The xx singles chronology
| "Islands" (2009) | "VCR" (2010) | "Angels" (2012) |

= VCR (song) =

"VCR" is the fourth single by English indie rock band the xx from their self-titled debut album. The single was first released in the UK on 24 January 2010. The song was also featured on the episode "Black Friday" from the television series Lie to Me. Music critic Robert Christgau named it the tenth best single of the year.

==Track listing==
UK iTunes single
1. "VCR" – 2:59
2. "Insects" – 2:28

UK vinyl
1. "VCR" – 2:59
2. "Insects" – 2:28

VCR (Four Tet Remix) – Single
1. "VCR" (Four Tet Remix) – 4:52

Digital EP
1. "Insects" – 2:28
2. "VCR" (Four Tet Remix) – 8:40
3. "VCR" (Matthew Dear Remix) – 4:52
4. "Shelter" (John Talabot Feel It Too Remix) – 6:49
5. "Night Time" (Greg Wilson Remix) – 8:33

==Chart performance==
"VCR'" entered the UK Indie Chart on 31 October 2010 at number 15; as well as the UK Singles Chart at number 132, marking the band's second most successful single behind "Islands", which peaked at number 34 in September 2010.

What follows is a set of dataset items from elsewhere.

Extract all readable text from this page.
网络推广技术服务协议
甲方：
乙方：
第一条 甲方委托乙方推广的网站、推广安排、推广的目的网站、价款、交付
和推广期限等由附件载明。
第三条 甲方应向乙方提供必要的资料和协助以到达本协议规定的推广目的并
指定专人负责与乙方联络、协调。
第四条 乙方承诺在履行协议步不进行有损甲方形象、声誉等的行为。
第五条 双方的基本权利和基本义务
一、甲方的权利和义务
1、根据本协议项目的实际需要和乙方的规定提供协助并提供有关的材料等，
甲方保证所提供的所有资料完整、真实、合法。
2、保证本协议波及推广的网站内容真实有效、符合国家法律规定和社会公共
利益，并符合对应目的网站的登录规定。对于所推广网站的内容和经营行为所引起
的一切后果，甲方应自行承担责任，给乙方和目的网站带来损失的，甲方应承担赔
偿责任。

| Chart (2010) | Peak position |
|---|---|
| UK Indie (OCC) | 15 |
| UK Singles (OCC) | 132 |

==Certifications==

| Region | Certification | Certified units/sales |
| United Kingdom (BPI) | Silver | 200,000^{‡} |
^{‡} Sales+streaming figures based on certification alone.

==Release history==

| Region | Date | Format |
| United Kingdom | 24 January 2010 | Digital download |
| 25 January 2010 | 7-inch vinyl |
| 25 October 2010 | Digital download |

==Cover versions==
"VCR" was covered by Orchestral Manoeuvres in the Dark. Their version was published at SoundCloud on 18 November 2010 and released as a B-side to "History of Modern (Part I)" on 28 February 2011.

The Antlers released a cover of the song for their 2011 EP.